On the other hand they are often sold as a way to increase developer velocity. And I do sometimes wonder if that is the case (based on personal experience).
We did a massive rewrite of a 7 year old giant code base to microservices gradually over a couple years. One of the only few positives that we gained from it was that when we crashed we didn't bring down everything at once. The biggest negative was that we ended up with an extremely noisy event bus that made backups and diagnosing out of sync issues very problematic.
Yes, it is a pretty common saying that it forces separation of concerns and avoids the spaghetti that monoliths end up like.
People are selling it as easy. You can deploy them independently, each service is small with low complexity.
That it is not that easy in reality and that the total complexity increase is so big is not told as often.

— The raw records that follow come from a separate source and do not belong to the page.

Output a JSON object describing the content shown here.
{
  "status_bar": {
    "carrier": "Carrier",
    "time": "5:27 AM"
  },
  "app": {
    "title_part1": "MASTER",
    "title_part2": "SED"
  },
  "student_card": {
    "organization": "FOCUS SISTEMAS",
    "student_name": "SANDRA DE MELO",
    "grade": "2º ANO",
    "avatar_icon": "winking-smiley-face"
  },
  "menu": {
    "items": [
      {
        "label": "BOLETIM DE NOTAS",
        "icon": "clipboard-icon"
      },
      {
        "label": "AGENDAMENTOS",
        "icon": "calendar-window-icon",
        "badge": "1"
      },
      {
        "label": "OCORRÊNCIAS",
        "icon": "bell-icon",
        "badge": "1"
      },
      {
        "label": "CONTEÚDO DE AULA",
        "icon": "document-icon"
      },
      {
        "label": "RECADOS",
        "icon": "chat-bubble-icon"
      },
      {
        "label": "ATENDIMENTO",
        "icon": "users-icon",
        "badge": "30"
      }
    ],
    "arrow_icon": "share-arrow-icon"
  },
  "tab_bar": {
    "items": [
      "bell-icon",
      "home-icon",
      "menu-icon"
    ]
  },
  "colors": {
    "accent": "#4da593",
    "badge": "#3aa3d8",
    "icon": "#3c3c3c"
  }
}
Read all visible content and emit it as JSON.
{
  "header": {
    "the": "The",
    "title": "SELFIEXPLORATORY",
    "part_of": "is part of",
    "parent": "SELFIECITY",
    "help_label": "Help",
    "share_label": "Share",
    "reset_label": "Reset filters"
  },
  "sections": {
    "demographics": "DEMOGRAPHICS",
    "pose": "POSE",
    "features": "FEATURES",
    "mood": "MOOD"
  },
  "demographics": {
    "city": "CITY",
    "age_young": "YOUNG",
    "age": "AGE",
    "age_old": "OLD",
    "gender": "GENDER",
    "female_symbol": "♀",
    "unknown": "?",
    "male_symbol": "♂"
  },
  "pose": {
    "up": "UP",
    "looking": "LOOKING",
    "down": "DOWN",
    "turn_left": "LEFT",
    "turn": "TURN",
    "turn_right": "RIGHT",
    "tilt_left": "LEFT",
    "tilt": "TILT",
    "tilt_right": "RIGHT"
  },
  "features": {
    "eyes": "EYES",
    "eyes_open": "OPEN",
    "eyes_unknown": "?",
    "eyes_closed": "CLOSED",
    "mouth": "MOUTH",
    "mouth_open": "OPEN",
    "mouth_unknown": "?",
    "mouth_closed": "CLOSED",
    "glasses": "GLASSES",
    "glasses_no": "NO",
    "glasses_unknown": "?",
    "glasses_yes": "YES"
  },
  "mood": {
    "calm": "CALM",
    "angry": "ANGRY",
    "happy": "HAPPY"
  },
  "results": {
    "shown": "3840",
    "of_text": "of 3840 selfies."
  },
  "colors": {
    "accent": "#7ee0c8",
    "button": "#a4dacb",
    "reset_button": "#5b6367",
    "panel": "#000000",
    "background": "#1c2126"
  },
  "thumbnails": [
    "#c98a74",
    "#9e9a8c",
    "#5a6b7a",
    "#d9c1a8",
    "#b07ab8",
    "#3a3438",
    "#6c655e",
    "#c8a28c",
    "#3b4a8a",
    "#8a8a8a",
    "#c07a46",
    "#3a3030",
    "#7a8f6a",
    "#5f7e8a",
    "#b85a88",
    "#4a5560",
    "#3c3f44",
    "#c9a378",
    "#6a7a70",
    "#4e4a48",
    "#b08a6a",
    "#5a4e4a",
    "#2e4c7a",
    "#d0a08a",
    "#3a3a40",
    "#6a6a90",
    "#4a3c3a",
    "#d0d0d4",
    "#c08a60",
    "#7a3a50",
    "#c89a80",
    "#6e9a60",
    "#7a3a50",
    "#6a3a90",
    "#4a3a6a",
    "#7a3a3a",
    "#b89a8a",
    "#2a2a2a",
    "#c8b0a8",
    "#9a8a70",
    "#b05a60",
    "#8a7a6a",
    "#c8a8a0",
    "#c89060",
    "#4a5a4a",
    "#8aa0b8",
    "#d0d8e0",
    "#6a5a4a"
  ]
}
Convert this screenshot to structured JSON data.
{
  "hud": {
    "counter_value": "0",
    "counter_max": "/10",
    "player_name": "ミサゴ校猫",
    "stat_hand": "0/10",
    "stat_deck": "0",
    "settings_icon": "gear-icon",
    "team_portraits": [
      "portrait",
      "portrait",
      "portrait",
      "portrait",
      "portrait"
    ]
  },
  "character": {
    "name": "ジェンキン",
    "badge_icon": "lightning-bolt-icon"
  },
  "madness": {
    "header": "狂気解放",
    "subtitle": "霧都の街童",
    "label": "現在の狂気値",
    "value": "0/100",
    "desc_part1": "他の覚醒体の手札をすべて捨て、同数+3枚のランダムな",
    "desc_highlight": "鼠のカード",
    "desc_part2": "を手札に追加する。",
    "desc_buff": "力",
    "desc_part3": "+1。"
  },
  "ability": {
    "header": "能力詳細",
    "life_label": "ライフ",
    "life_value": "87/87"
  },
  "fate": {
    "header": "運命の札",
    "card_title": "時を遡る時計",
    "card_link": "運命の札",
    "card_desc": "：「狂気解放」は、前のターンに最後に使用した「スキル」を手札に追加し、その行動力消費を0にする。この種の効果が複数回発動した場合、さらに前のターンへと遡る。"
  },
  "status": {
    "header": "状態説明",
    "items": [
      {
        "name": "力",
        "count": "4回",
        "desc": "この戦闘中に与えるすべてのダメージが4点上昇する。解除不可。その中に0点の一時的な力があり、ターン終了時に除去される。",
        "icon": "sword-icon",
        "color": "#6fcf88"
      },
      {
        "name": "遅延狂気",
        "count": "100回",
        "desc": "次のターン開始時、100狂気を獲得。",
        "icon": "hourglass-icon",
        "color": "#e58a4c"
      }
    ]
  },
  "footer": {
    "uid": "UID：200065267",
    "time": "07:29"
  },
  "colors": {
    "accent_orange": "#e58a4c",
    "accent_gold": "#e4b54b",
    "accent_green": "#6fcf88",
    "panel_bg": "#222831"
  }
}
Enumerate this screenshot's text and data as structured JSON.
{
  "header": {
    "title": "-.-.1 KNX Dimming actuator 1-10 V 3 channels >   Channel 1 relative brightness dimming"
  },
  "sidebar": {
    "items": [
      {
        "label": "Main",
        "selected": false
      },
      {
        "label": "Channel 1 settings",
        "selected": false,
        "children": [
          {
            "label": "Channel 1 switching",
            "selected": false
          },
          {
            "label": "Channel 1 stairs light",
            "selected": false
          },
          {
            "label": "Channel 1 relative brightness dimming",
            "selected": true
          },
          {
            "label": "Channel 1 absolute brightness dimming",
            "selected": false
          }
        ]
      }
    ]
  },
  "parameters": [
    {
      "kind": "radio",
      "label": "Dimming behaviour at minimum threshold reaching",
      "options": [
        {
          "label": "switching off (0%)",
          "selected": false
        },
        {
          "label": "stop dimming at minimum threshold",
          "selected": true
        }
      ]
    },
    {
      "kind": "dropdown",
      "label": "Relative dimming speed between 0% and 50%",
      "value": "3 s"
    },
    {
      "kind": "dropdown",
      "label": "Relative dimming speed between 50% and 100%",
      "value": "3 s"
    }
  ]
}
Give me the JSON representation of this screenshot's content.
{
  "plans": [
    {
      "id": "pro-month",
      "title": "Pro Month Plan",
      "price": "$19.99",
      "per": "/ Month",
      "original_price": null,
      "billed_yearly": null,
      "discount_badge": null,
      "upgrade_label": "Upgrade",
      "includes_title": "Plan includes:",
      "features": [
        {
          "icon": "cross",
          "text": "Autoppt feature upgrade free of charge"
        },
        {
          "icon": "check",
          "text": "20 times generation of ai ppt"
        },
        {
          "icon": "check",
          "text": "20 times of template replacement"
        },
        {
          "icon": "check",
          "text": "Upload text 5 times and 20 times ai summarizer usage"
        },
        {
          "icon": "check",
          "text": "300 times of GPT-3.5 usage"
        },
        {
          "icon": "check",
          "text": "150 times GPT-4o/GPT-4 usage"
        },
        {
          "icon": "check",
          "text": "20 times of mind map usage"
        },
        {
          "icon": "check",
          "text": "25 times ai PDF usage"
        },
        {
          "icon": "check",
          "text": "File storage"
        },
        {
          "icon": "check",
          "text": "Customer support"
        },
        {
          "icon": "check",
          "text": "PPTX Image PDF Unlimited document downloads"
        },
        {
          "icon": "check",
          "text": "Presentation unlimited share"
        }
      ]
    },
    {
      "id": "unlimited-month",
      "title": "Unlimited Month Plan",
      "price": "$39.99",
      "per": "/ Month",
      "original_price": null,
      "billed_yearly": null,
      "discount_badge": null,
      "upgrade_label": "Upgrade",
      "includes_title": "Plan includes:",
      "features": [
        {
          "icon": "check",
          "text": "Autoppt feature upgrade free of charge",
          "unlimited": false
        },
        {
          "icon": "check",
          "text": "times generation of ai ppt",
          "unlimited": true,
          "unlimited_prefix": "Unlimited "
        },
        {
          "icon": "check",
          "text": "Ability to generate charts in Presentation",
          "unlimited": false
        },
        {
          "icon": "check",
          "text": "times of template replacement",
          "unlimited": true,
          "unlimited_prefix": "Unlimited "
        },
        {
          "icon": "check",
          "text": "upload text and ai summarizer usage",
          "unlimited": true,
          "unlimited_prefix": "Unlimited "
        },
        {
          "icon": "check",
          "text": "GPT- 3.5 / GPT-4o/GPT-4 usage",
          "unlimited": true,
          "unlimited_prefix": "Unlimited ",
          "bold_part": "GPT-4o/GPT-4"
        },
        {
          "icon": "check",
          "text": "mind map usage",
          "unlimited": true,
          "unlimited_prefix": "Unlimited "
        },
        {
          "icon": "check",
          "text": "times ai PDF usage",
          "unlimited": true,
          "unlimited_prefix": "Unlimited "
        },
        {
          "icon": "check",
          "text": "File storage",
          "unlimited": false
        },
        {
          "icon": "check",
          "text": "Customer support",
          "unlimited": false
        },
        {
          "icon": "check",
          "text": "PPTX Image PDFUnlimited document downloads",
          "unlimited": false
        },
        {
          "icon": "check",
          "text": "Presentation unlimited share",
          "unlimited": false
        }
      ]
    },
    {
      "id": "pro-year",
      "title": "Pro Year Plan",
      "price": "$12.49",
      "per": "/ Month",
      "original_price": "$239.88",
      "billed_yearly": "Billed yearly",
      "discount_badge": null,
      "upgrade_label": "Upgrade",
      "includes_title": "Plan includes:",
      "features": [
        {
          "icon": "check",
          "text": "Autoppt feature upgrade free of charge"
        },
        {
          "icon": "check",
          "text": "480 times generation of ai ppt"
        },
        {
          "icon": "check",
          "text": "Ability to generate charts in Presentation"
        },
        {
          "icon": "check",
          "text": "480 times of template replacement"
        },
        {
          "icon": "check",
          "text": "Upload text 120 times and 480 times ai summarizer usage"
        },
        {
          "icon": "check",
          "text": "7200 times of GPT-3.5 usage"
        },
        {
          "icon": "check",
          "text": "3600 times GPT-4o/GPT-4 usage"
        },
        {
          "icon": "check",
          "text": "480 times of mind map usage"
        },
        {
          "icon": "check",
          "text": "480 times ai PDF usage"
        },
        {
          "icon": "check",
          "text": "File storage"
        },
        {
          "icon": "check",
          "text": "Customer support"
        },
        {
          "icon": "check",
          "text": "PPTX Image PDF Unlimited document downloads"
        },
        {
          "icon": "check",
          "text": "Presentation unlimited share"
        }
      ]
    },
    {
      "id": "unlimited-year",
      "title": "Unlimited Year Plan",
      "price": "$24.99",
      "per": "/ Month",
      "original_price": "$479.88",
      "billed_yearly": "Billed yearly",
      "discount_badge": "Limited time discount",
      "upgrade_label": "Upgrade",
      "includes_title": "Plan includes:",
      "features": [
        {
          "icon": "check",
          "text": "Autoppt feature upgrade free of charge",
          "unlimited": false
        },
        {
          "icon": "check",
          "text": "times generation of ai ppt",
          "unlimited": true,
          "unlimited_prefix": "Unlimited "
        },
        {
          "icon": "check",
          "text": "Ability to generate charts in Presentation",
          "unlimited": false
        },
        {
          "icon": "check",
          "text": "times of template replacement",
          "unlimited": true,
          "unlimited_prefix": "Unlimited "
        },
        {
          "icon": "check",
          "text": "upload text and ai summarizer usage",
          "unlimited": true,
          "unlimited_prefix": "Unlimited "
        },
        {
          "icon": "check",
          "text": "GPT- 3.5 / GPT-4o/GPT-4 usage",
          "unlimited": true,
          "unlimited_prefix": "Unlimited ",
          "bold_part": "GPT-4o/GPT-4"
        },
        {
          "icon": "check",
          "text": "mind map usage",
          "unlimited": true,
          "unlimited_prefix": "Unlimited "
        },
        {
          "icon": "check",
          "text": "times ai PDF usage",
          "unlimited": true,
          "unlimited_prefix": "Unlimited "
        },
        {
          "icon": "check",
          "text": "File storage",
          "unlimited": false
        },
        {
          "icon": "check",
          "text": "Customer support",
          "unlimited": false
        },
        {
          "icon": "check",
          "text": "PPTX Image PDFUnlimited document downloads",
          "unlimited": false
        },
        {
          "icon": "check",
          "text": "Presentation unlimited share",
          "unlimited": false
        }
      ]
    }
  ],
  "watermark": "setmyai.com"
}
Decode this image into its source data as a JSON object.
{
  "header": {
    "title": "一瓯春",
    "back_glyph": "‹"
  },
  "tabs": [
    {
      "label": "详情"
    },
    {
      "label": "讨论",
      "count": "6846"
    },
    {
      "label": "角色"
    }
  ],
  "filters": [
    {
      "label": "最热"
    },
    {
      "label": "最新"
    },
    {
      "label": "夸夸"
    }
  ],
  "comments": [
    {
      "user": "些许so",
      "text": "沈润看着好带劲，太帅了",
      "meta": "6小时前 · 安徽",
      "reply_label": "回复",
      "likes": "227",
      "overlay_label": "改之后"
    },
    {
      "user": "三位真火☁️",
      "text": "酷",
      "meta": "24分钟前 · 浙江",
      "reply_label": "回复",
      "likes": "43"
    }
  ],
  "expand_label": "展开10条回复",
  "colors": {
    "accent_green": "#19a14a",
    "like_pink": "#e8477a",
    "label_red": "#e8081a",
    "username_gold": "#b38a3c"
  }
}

There is a team at my work with 6 developers developing something that processes a couple of gigs of data each day and has a front end serving maybe a hundred users total, I would guess 20 would be logged in at the same time.
Kubernetes, 10 microservices, 2 different types of databases.
That's undeniably true; but, it's too easy to slip from that to "good engineering doesn't require good architecture, good technology, etc." I think it has to be stressed that adapting the big picture features of a solution is as important as adapting the finer features.